A Peak Experience

Douglas Brockmeyer ’82 comes in exactly where more risk-averse people head for safety. At work, he thrives as a pediatric neurosurgeon — operating on the delicate region where the spinal column attaches to the brain. In his spare time, he scales mountains.

Brockmeyer reached a longtime goal last spring when he summited Mount Everest. Facing a peak where even accomplished athletes have met their deaths, he did everything he could to minimize the danger. “I wouldn’t go to a place like Everest right off the street,” he explains. “I did it safely, by systematically stacking the odds in my favor.
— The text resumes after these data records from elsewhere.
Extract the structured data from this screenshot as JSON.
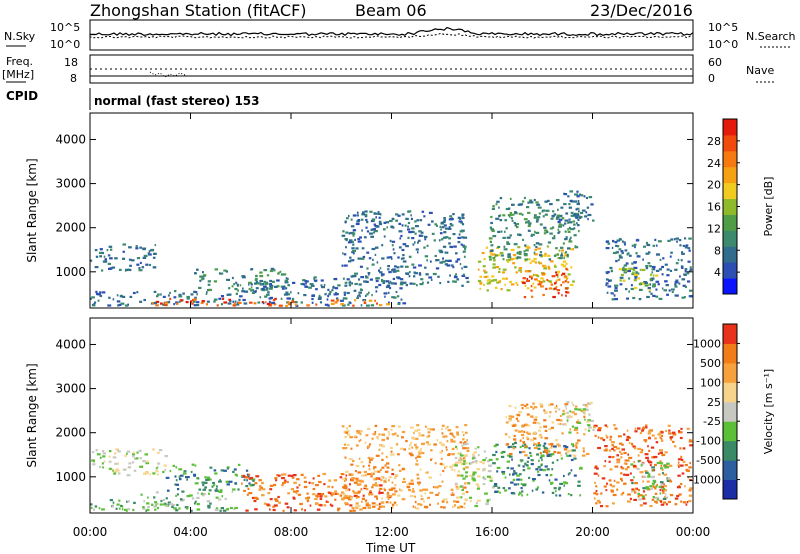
{
  "header": {
    "station": "Zhongshan Station (fitACF)",
    "beam": "Beam 06",
    "date": "23/Dec/2016"
  },
  "strip": {
    "nsky_label": "N.Sky",
    "nsearch_label": "N.Search",
    "freq_label_top": "Freq.",
    "freq_label_unit": "[MHz]",
    "cpid_label": "CPID",
    "nave_label": "Nave",
    "noise_ticks": [
      "10^5",
      "10^0"
    ],
    "freq_ticks": [
      "18",
      "8"
    ],
    "nave_ticks": [
      "60",
      "0"
    ],
    "cpid_text": "normal (fast stereo) 153"
  },
  "chart_data": [
    {
      "type": "heatmap",
      "name": "power",
      "ylabel": "Slant Range [km]",
      "xlabel": "",
      "x_ticks": [
        "00:00",
        "04:00",
        "08:00",
        "12:00",
        "16:00",
        "20:00",
        "00:00"
      ],
      "y_ticks": [
        1000,
        2000,
        3000,
        4000
      ],
      "ylim": [
        180,
        4600
      ],
      "xlim": [
        0,
        24
      ],
      "colorbar": {
        "label": "Power [dB]",
        "ticks": [
          "28",
          "24",
          "20",
          "16",
          "12",
          "8",
          "4"
        ],
        "colors": [
          "#0a14ff",
          "#2c4fb3",
          "#2f6c8e",
          "#3b8a6d",
          "#4f9e47",
          "#8fbb2a",
          "#f2cb20",
          "#f6a114",
          "#f77a10",
          "#f04b0c",
          "#e41a0a"
        ]
      },
      "regions": [
        {
          "t0": 0.0,
          "t1": 2.6,
          "r0": 1050,
          "r1": 1650,
          "level": 2
        },
        {
          "t0": 0.0,
          "t1": 6.2,
          "r0": 250,
          "r1": 600,
          "level": 2
        },
        {
          "t0": 2.0,
          "t1": 7.5,
          "r0": 250,
          "r1": 420,
          "level": 9
        },
        {
          "t0": 4.0,
          "t1": 7.8,
          "r0": 600,
          "r1": 1100,
          "level": 3
        },
        {
          "t0": 6.0,
          "t1": 12.5,
          "r0": 250,
          "r1": 900,
          "level": 2
        },
        {
          "t0": 7.5,
          "t1": 12.0,
          "r0": 250,
          "r1": 380,
          "level": 8
        },
        {
          "t0": 10.0,
          "t1": 15.0,
          "r0": 700,
          "r1": 2400,
          "level": 2
        },
        {
          "t0": 15.4,
          "t1": 19.2,
          "r0": 600,
          "r1": 1600,
          "level": 6
        },
        {
          "t0": 17.2,
          "t1": 19.0,
          "r0": 450,
          "r1": 1100,
          "level": 9
        },
        {
          "t0": 15.8,
          "t1": 19.5,
          "r0": 1300,
          "r1": 2700,
          "level": 3
        },
        {
          "t0": 18.6,
          "t1": 20.0,
          "r0": 2100,
          "r1": 2850,
          "level": 2
        },
        {
          "t0": 20.5,
          "t1": 23.9,
          "r0": 400,
          "r1": 1800,
          "level": 2
        },
        {
          "t0": 21.0,
          "t1": 22.6,
          "r0": 600,
          "r1": 1100,
          "level": 5
        }
      ]
    },
    {
      "type": "heatmap",
      "name": "velocity",
      "ylabel": "Slant Range [km]",
      "xlabel": "Time UT",
      "x_ticks": [
        "00:00",
        "04:00",
        "08:00",
        "12:00",
        "16:00",
        "20:00",
        "00:00"
      ],
      "y_ticks": [
        1000,
        2000,
        3000,
        4000
      ],
      "ylim": [
        180,
        4600
      ],
      "xlim": [
        0,
        24
      ],
      "colorbar": {
        "label": "Velocity [m s⁻¹]",
        "ticks": [
          "1000",
          "500",
          "100",
          "25",
          "-25",
          "-100",
          "-500",
          "-1000"
        ],
        "colors": [
          "#1b2ea6",
          "#2d5ea0",
          "#3a8a66",
          "#5cbf38",
          "#c8c8c2",
          "#f7d48a",
          "#f6a13c",
          "#f27c18",
          "#e8321a"
        ]
      },
      "regions": [
        {
          "t0": 0.0,
          "t1": 3.0,
          "r0": 1050,
          "r1": 1650,
          "level": 4
        },
        {
          "t0": 0.0,
          "t1": 3.6,
          "r0": 250,
          "r1": 500,
          "level": 3
        },
        {
          "t0": 2.0,
          "t1": 5.8,
          "r0": 250,
          "r1": 700,
          "level": 3
        },
        {
          "t0": 3.0,
          "t1": 6.5,
          "r0": 700,
          "r1": 1300,
          "level": 2
        },
        {
          "t0": 6.0,
          "t1": 12.0,
          "r0": 250,
          "r1": 1100,
          "level": 7
        },
        {
          "t0": 10.0,
          "t1": 15.0,
          "r0": 300,
          "r1": 2200,
          "level": 6
        },
        {
          "t0": 14.5,
          "t1": 16.0,
          "r0": 300,
          "r1": 1800,
          "level": 4
        },
        {
          "t0": 16.0,
          "t1": 19.5,
          "r0": 600,
          "r1": 1800,
          "level": 2
        },
        {
          "t0": 16.5,
          "t1": 19.8,
          "r0": 1500,
          "r1": 2700,
          "level": 6
        },
        {
          "t0": 18.6,
          "t1": 20.0,
          "r0": 2000,
          "r1": 2750,
          "level": 4
        },
        {
          "t0": 20.0,
          "t1": 23.9,
          "r0": 350,
          "r1": 2200,
          "level": 7
        },
        {
          "t0": 21.5,
          "t1": 23.0,
          "r0": 500,
          "r1": 1400,
          "level": 3
        }
      ]
    }
  ]
}
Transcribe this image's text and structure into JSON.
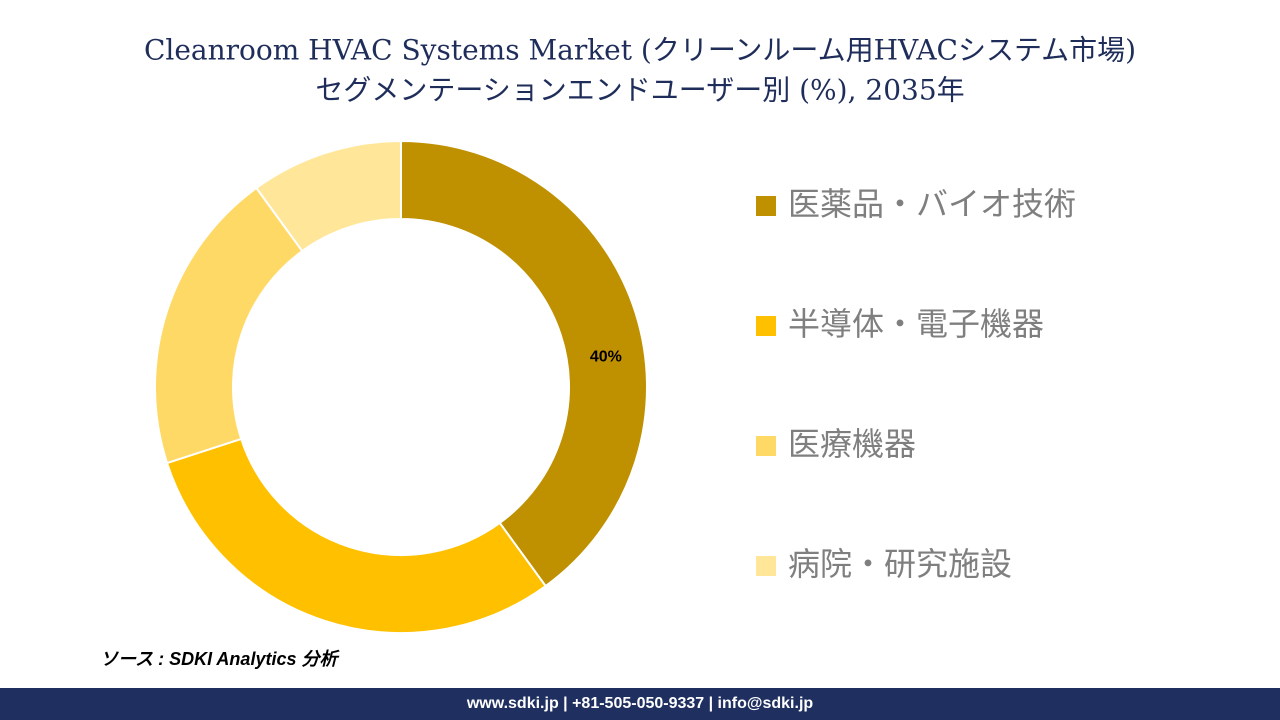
{
  "chart_data": {
    "type": "donut",
    "title": [
      "Cleanroom HVAC Systems Market (クリーンルーム用HVACシステム市場)",
      "セグメンテーションエンドユーザー別 (%), 2035年"
    ],
    "categories": [
      "医薬品・バイオ技術",
      "半導体・電子機器",
      "医療機器",
      "病院・研究施設"
    ],
    "values": [
      40,
      30,
      20,
      10
    ],
    "value_labels": [
      "40%",
      null,
      null,
      null
    ],
    "colors": [
      "#bf9000",
      "#ffc000",
      "#ffd966",
      "#ffe699"
    ],
    "legend": "right"
  },
  "source": "ソース : SDKI Analytics 分析",
  "footer": "www.sdki.jp | +81-505-050-9337 | info@sdki.jp"
}
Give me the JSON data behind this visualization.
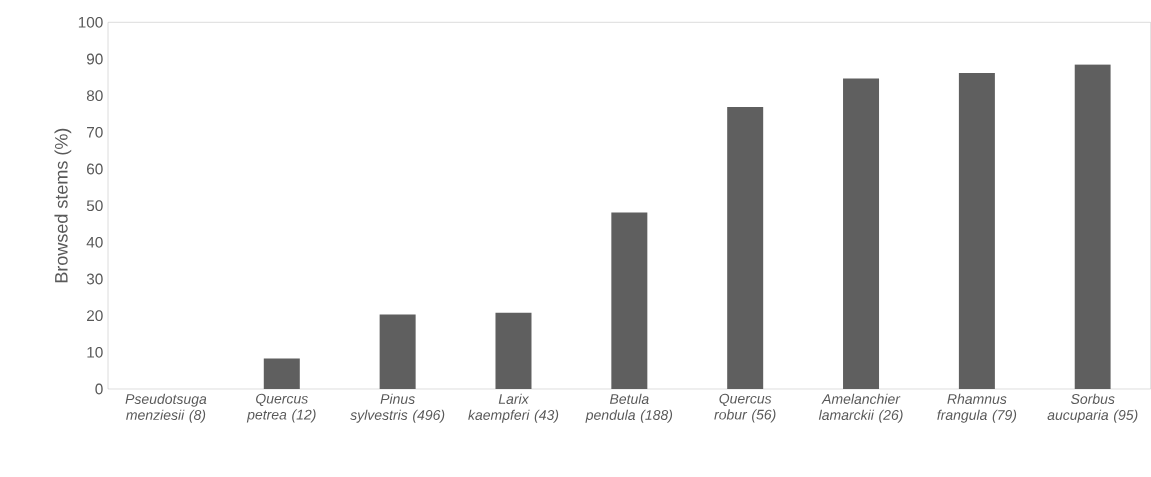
{
  "chart_data": {
    "type": "bar",
    "ylabel": "Browsed stems (%)",
    "categories": [
      "Pseudotsuga menziesii (8)",
      "Quercus petrea (12)",
      "Pinus sylvestris (496)",
      "Larix kaempferi (43)",
      "Betula pendula (188)",
      "Quercus robur (56)",
      "Amelanchier lamarckii (26)",
      "Rhamnus frangula (79)",
      "Sorbus aucuparia (95)"
    ],
    "values": [
      0,
      8.3,
      20.3,
      20.8,
      48.1,
      76.9,
      84.7,
      86.2,
      88.5
    ],
    "color": "#5f5f5f",
    "ylim": [
      0,
      100
    ],
    "yticks": [
      0,
      10,
      20,
      30,
      40,
      50,
      60,
      70,
      80,
      90,
      100
    ],
    "grid": false
  }
}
You do the same thing in surgery.”

Brockmeyer kept up a regular rock-climbing routine for 10 years before attempting Everest, building his strength and experience at sites near his home in Salt Lake City. On vacations, he visited more challenging regions, such as Alaska or Peru. “It was kind of a natural progression,” he says. “It would have been crazy not to [try Everest]. I had the experience. I was the right age and could take the time off and do it financially. If I hadn’t done it, I would have been thinking about it for the rest of my life.”
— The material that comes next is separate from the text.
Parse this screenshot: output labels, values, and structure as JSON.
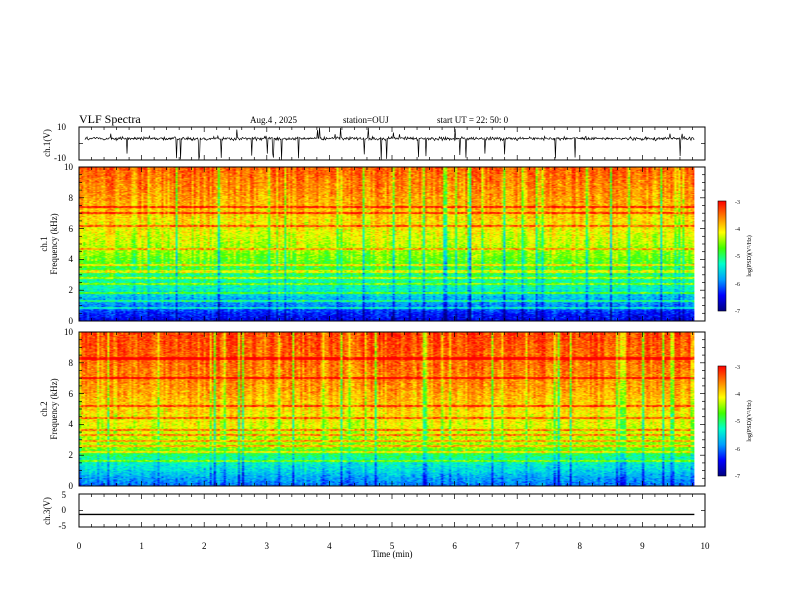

Holding prayer flags, Douglas Brockmeyer celebrates on top of Mount Everest. After 10 years of conditioning, two years of planning, and three months on location, he spent less than an hour at the summit. "For a few minutes, it's just sheer happiness and exuberance," he recalls. "But on the other hand, your body is saying, "Look, you've had a lot of fun, now you've got to get down, get out of here." He and fellow physician Geoffrey Tabin, M.D. '85, who reached the peak in 1988, belong to perhaps the most select Harvard club in the world.
Photograph courtesy Douglas Brockmeyer

He arrived in Nepal with his guide, Dave Hahn, near the end of March. They went through weeks of climatization before settling in for the tedious wait at the Everest base camp until storms cleared long enough for a summit attempt. “By most accounts, it was one of the worst years ever,” Brockmeyer reports. His initial wait, at least, benefited from the presence of his bride, another avid climber. “We decided to honeymoon on the trek going up to base camp,” he says. “She loved it.”
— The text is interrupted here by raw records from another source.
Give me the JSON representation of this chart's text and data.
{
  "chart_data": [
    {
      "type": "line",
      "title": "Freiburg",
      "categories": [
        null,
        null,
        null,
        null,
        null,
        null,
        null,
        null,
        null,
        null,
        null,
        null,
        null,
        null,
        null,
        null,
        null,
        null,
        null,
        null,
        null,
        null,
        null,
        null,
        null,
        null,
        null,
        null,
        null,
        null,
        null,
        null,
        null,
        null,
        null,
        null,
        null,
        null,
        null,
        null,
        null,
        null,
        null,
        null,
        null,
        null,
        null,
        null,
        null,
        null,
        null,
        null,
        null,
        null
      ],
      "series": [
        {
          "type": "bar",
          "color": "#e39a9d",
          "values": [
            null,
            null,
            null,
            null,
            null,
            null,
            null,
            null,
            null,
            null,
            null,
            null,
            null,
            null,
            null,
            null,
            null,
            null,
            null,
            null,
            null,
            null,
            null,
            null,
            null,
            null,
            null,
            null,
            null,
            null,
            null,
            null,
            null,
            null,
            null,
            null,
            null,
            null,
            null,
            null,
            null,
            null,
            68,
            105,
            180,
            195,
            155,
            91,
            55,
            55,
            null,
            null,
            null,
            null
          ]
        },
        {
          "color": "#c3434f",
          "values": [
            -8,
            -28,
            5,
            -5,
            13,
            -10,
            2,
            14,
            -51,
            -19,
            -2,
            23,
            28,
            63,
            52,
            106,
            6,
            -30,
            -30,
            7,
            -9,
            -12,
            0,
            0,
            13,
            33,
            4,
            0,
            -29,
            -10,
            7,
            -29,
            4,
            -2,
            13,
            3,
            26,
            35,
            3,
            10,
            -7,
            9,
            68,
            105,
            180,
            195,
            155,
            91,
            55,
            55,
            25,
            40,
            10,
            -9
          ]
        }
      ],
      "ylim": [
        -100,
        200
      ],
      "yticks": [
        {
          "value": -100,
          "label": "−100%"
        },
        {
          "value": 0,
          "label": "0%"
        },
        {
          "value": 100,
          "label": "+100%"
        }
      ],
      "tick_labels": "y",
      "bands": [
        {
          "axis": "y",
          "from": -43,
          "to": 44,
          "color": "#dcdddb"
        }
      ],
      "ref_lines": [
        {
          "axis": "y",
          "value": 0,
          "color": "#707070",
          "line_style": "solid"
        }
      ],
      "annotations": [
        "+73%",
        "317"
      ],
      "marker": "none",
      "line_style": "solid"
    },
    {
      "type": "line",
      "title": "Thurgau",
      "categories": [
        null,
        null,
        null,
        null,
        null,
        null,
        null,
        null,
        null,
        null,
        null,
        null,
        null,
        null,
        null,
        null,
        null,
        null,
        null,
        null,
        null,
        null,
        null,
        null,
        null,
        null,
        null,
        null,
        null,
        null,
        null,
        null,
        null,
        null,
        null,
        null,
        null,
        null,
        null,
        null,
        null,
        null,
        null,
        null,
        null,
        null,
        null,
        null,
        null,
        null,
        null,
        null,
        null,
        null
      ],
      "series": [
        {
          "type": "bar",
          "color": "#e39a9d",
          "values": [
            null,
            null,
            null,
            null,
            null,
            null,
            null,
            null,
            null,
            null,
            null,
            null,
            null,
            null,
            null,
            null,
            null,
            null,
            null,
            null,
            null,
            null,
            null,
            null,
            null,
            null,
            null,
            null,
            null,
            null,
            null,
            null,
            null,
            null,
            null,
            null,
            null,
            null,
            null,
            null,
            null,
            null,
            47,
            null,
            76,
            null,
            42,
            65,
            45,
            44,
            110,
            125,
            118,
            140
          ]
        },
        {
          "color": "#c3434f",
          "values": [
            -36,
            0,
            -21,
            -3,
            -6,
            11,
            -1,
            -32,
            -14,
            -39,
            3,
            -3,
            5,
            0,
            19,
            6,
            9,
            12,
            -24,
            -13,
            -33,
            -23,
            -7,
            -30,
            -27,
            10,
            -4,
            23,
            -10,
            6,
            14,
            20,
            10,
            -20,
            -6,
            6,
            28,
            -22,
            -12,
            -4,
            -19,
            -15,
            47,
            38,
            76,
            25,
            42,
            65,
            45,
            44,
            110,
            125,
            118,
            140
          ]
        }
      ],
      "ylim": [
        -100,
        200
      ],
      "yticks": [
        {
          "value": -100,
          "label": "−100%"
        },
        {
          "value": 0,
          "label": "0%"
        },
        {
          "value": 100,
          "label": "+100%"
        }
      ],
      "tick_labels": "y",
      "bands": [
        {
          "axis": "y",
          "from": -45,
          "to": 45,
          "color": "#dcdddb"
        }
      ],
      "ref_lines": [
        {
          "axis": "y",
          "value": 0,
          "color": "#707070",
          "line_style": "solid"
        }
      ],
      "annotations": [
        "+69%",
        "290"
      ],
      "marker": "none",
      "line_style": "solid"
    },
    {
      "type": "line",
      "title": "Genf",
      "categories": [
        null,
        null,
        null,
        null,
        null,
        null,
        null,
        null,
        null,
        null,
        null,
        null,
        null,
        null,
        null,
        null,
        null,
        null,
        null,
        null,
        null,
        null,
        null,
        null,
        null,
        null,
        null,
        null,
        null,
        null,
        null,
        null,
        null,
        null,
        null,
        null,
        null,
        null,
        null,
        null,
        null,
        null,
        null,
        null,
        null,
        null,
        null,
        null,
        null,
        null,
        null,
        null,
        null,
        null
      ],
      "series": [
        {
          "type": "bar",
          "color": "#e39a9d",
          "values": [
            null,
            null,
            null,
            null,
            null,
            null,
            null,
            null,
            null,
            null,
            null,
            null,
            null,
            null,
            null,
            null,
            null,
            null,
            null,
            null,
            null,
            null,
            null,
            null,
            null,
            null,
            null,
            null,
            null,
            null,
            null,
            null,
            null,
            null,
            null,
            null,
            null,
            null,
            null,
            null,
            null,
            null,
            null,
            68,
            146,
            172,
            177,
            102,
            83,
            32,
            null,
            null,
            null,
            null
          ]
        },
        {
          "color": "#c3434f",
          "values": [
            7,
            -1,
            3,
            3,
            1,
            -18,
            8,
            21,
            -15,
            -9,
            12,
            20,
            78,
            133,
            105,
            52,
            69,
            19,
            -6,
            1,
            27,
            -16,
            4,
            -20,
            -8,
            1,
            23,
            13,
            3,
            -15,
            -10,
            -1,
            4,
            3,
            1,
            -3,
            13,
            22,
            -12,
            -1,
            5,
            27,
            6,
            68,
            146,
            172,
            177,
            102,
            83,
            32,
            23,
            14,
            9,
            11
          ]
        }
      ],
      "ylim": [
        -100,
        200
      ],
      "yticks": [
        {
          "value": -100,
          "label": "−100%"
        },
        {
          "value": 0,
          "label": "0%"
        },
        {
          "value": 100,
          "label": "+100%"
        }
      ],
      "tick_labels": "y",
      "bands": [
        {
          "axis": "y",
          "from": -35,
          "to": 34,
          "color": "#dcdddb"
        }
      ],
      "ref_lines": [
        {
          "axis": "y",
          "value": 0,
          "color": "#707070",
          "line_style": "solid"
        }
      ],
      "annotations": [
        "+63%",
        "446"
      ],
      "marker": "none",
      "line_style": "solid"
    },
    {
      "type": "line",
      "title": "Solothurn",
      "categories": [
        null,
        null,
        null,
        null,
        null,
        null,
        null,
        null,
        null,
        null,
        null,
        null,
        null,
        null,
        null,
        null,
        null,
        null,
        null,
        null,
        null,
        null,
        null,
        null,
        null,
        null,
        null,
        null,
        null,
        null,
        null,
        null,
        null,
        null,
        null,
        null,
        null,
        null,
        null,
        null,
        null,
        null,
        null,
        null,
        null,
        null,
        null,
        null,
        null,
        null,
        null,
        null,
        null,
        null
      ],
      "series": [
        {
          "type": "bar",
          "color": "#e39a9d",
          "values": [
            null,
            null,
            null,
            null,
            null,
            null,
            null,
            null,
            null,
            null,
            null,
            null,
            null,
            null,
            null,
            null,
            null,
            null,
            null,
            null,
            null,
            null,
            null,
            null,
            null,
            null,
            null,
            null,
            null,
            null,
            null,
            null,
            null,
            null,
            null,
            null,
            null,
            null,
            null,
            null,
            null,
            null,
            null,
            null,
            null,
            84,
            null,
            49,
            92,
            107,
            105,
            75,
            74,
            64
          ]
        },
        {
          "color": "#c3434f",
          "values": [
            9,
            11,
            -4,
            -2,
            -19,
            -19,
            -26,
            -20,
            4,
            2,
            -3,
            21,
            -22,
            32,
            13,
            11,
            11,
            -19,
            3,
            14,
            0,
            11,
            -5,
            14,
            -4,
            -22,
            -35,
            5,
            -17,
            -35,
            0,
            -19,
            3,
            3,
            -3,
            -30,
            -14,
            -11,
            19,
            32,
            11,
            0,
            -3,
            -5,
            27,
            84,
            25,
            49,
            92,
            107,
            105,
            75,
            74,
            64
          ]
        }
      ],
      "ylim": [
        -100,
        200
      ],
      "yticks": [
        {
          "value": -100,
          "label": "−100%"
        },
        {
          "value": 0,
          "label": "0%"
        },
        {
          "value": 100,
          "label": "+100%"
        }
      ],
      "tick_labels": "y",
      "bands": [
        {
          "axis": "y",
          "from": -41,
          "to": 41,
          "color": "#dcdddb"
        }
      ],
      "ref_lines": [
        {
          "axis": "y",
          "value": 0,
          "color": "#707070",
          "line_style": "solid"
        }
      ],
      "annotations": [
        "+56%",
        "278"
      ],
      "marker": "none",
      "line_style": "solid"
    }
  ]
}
But Debra Brockmeyersoon headed home, as did many other climbers when the end of May rolled around with no signs of clearing. Brockmeyer stayed, having learned the benefits of patience and planning the hard way when he was in college, during an ill-starred winter climb with friends from the Harvard Mountaineering Club.

Even so, there is always a certain amount of chance involved, he says, especially in a place like Everest. “The things that were a little bit scary were completely out of your control,” he explains, “like crossing ladders in the ice fall — 30 or 40 feet across a really deep crevasse. You have to rely on the ladder, that it’s not going to fail.”

There was also the ever-changing weather. When Brockmeyer and Hahn received word that storms at the peak had momentarily cleared, they set out immediately, trekking over powdered snow because the trail had been obscured by the weeks of snow. On May 29 they reached Camp Four, the last camp before the summit. They took a quick nap and set out again at 10 p.m., hoping to reach the peak during the calm hours of the early morning. They climbed more than 3,000 feet through the night, using headlights to see and moving slowly because of the altitude and the cold. “It’s weird, climbing in the dark,” Brockmeyer says. “Your whole world is just this little 10 by 10-square-foot area that your headlamp is illuminating.” He was tired, but the excitement kept him going. Of the nearly 70 people who set out on a final summit push that night, he estimates that almost half turned back from exhaustion. He and Hahn kept to their plan: they stayed close to the front of the pack, directly behind the group that went ahead to lay down safety rope. This reduced the risk of losing valuable time by getting caught in a “bottleneck” — the crowded and dangerous lines that form around narrow passes.

On May 30, at 9:30 p.m., they clambered onto a rectangular platform built by the Chinese and found about 20 people, most of them Sherpas, celebrating in the brilliant sunlight. They had reached the summit. “There were all these silk scarves and prayer flags,” Brockmeyer recalls. It was pretty wild, a beautiful day. We lucked out.”